Radio Comedy Software

Hello Each

I am a brand new member to this site looking for advise.

I am working on a romantic comedy which will, come hell or the most minor of life's distractions, be ready for the next Comedy Window at BBC Writer's Room. However, so far as I can see the most well known software packages do not have a format that resembles the Matt Carless sample radio comedy script on the Writer's Room site.

My question is, do any of you guys have a software package/format you can recommend ?

At the moment I have an American sample script in Word that I have amended but I am copy and pasting all the time when I move from one character dialogue to the next i.e. I have no short cut to insert character names etc. I can manage at the moment but it is a bugger when you feel you have a flow going then have to mess about with layout only to find what ever you had in your head has evaporated before being captured on the page.

Any guidance much appreciated!!

Wave

To be honest, that script you mention just looks like the margins have been brought right in, and the action is tabbed in one place in a normal Word/Google document, so should be easy enough to replicate.

I tend to use Google Docs to do any writing and create a doc the first time I use a particular template, then make a copy each subsequent time I want to use it. Then, export as either .docx or .pdf, depending on who wants it!

Dan

Hi Dan

Thanks very much for the info

I assume you still have to re type the character names as you go along ? - that's the bit that I find tedious. Is there a way to create short cuts for each character name?

Tom

Scrivener has a BBC Radio format.
It's about £30 and is, all round, a brilliant piece of software for writers in all genres.
Don't get too uing up on exact margins etc
As long as it looks like a radio script, you're fine.

Quote: Watch Maker @ 26th November 2015, 10:55 AM GMT

Hi Dan

Thanks very much for the info

I assume you still have to re type the character names as you go along ? - that's the bit that I find tedious. Is there a way to create short cuts for each character name?

Tom

Yeah, you will, but then I've always done that anyway, so it doesn't bug me as much!
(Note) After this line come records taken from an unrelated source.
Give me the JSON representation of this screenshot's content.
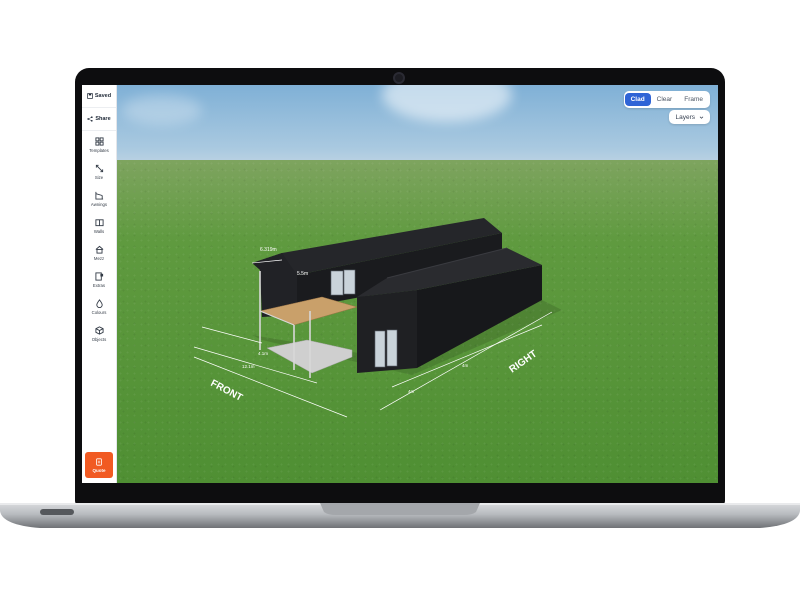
{
  "toolbar": {
    "saved_label": "Saved",
    "share_label": "Share",
    "quote_label": "Quote"
  },
  "sidebar": {
    "items": [
      {
        "label": "Templates",
        "icon": "grid-icon"
      },
      {
        "label": "Size",
        "icon": "resize-icon"
      },
      {
        "label": "Awnings",
        "icon": "awning-icon"
      },
      {
        "label": "Walls",
        "icon": "walls-icon"
      },
      {
        "label": "Mezz",
        "icon": "home-icon"
      },
      {
        "label": "Extras",
        "icon": "extras-icon"
      },
      {
        "label": "Colours",
        "icon": "droplet-icon"
      },
      {
        "label": "Objects",
        "icon": "cube-icon"
      }
    ]
  },
  "view_modes": {
    "options": [
      "Clad",
      "Clear",
      "Frame"
    ],
    "selected": "Clad"
  },
  "layers_label": "Layers",
  "scene": {
    "side_labels": {
      "front": "FRONT",
      "right": "RIGHT"
    },
    "dimensions": {
      "top_width": "6.319m",
      "height": "5.5m",
      "front_a": "12.1m",
      "front_b": "4.1m",
      "right_a": "4m",
      "right_b": "4m"
    }
  },
  "colors": {
    "accent_blue": "#2f64d6",
    "quote_orange": "#f15a22",
    "building_cladding": "#1e1e21",
    "grass": "#5f9a3f"
  }
}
I've always found it easier to use Notepad first anyway, as the idea progresses from three-line 'pitch' to ten-line episode idea, each of which then become a scene, expanded to three lines, then work on each scene in there, eventually building it up to the actual dialogue. At that point, it's easier for me to copy into Google Docs, at which point I can 'bulk' apply the margins/desired formatting to the whole thing at once, rather than line-by-line.
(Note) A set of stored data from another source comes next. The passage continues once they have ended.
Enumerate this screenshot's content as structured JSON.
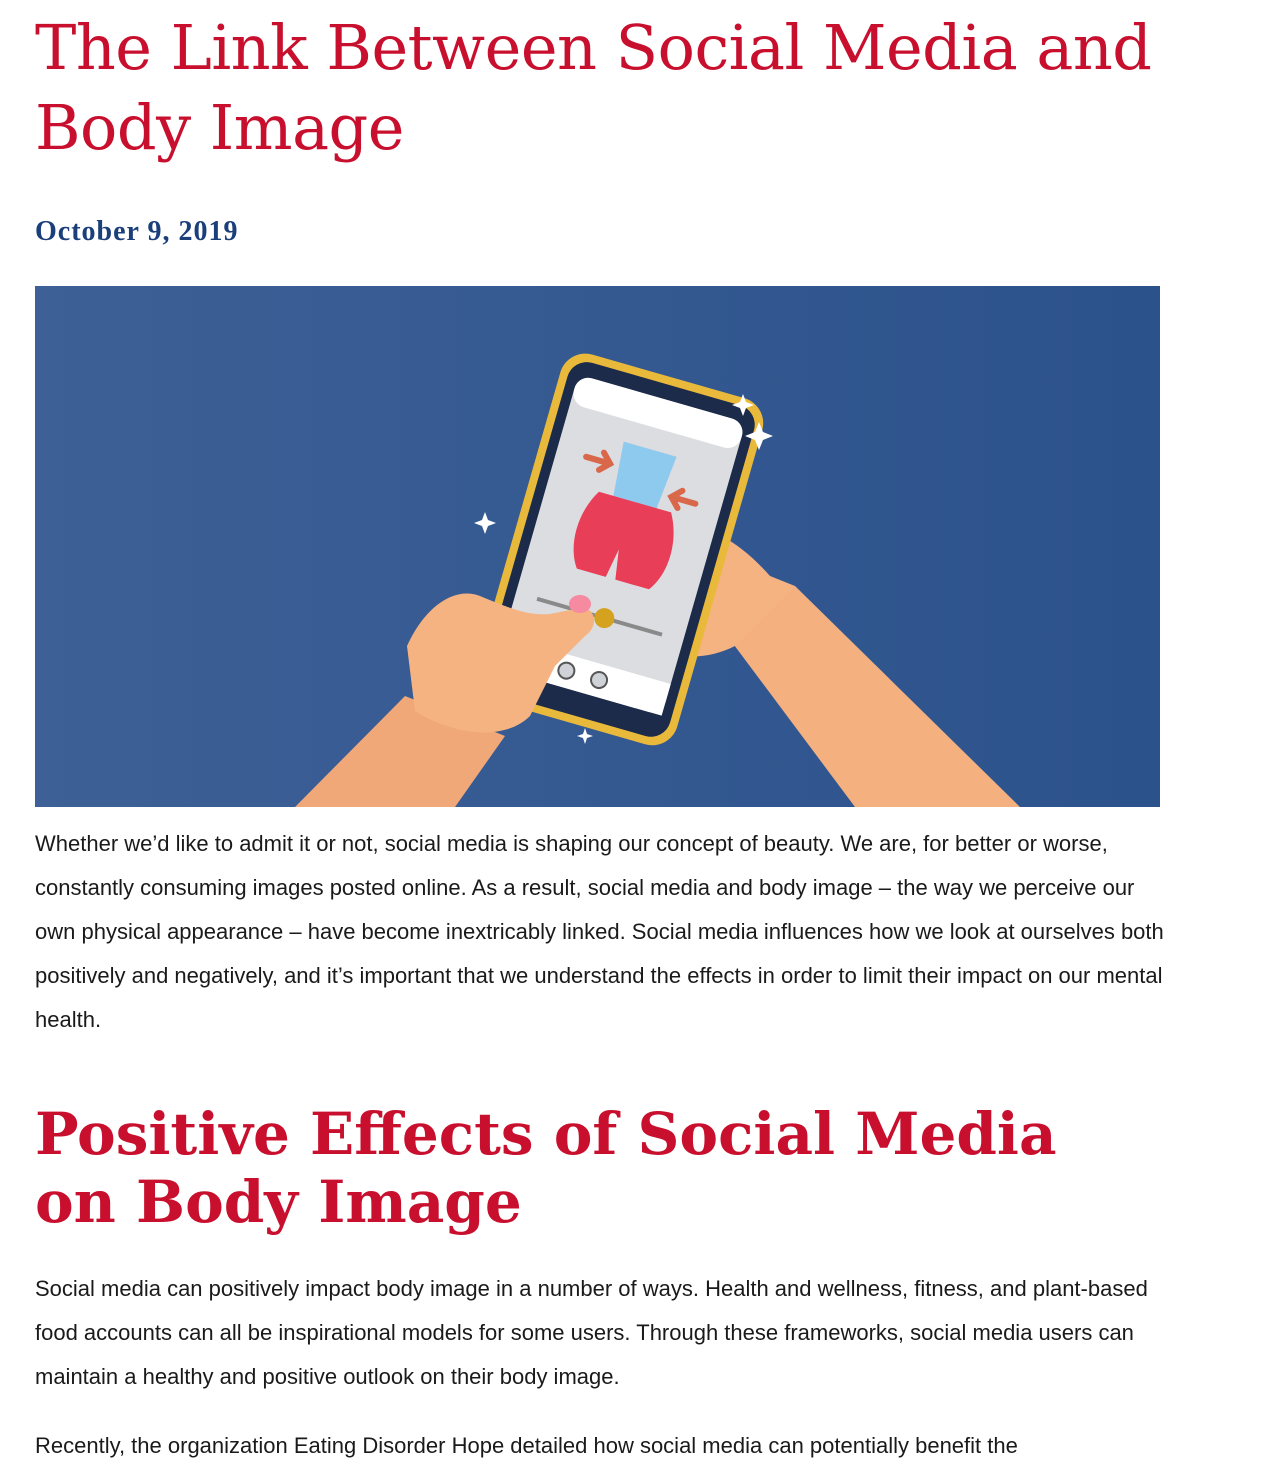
{
  "article": {
    "title": "The Link Between Social Media and Body Image",
    "date": "October 9, 2019",
    "hero_image": {
      "background_color": "#2f5592",
      "description_icons": [
        "smartphone-icon",
        "hands-icon",
        "slider-icon",
        "sparkle-icon"
      ]
    },
    "intro": "Whether we’d like to admit it or not, social media is shaping our concept of beauty. We are, for better or worse, constantly consuming images posted online. As a result, social media and body image – the way we perceive our own physical appearance – have become inextricably linked. Social media influences how we look at ourselves both positively and negatively, and it’s important that we understand the effects in order to limit their impact on our mental health.",
    "sections": [
      {
        "heading": "Positive Effects of Social Media on Body Image",
        "paragraphs": [
          "Social media can positively impact body image in a number of ways. Health and wellness, fitness, and plant-based food accounts can all be inspirational models for some users. Through these frameworks, social media users can maintain a healthy and positive outlook on their body image.",
          "Recently, the organization Eating Disorder Hope detailed how social media can potentially benefit the"
        ]
      }
    ]
  },
  "colors": {
    "title": "#c8102e",
    "date": "#1b3f7a",
    "body_text": "#1a1a1a"
  }
}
I've never just sat down and written dialogue from the off, as that approach has never got me anywhere!

Dan

Hi Dan

Thanks again. I see that there is a trial version of Scrivener, which I have just downloaded and for this Black Friday weekend the full version is £16.There is a tutorial, long and short version to get you started.

Interesting that you compose in Notepad then move over to Scrivener. I'm not that tech savy, so do you have it set out as scene, character dialogue, character dialogue, direction, character dialogue etc that just converts to the format in Scrivener when you move it over?

Tom

You're missing me and Lazzard up! I don't use Scrivener; he doesn't use Notepad (I don't think!)

Dan

Hi Dan, Lazzard, Ant and Dec and any other interested parties

First of all apologies for getting muxt up over my addressee, but may be an update will help others.

The trial download of Scrivener is impressive if you are working with loads of research material. Great for novelists and academics but less tutorial for script writers. I did the "short" tutorial and then tried to get stuck into doing a radio comedy script. They have the exact Matt Carless template I was looking for and there is an Auto-Complete short cut for Character Names, which I added, but I can not make it work. Neither the Scrivener site or You Tube seem to help. I need an idiot guide video to show me which keys to press for the results I want to make it worth the effort.

At this point I will stick with copying over a template in Word!

Tom

I've been trying the demo version of Fade In, over the holidays and I do like how straight-forward it is to use.

You can buy it for $49.94 (about £34).

I've only ever written radio comedy scripts in Word.

I've only ever used Word for radio scripts as well, and I don't think I've ever even used a template (it's been a while since I've written any radio scripts). Radio format is a lot easier to just tab and enter than TV/film scripts.

Writersroom aren't going to throw it out for the margin being 2cm off or whatever. As Lazzard says, as long as it looks roughly like a radio script and is readable, don't worry. Lots of scripts they have put through aren't "properly" formatted.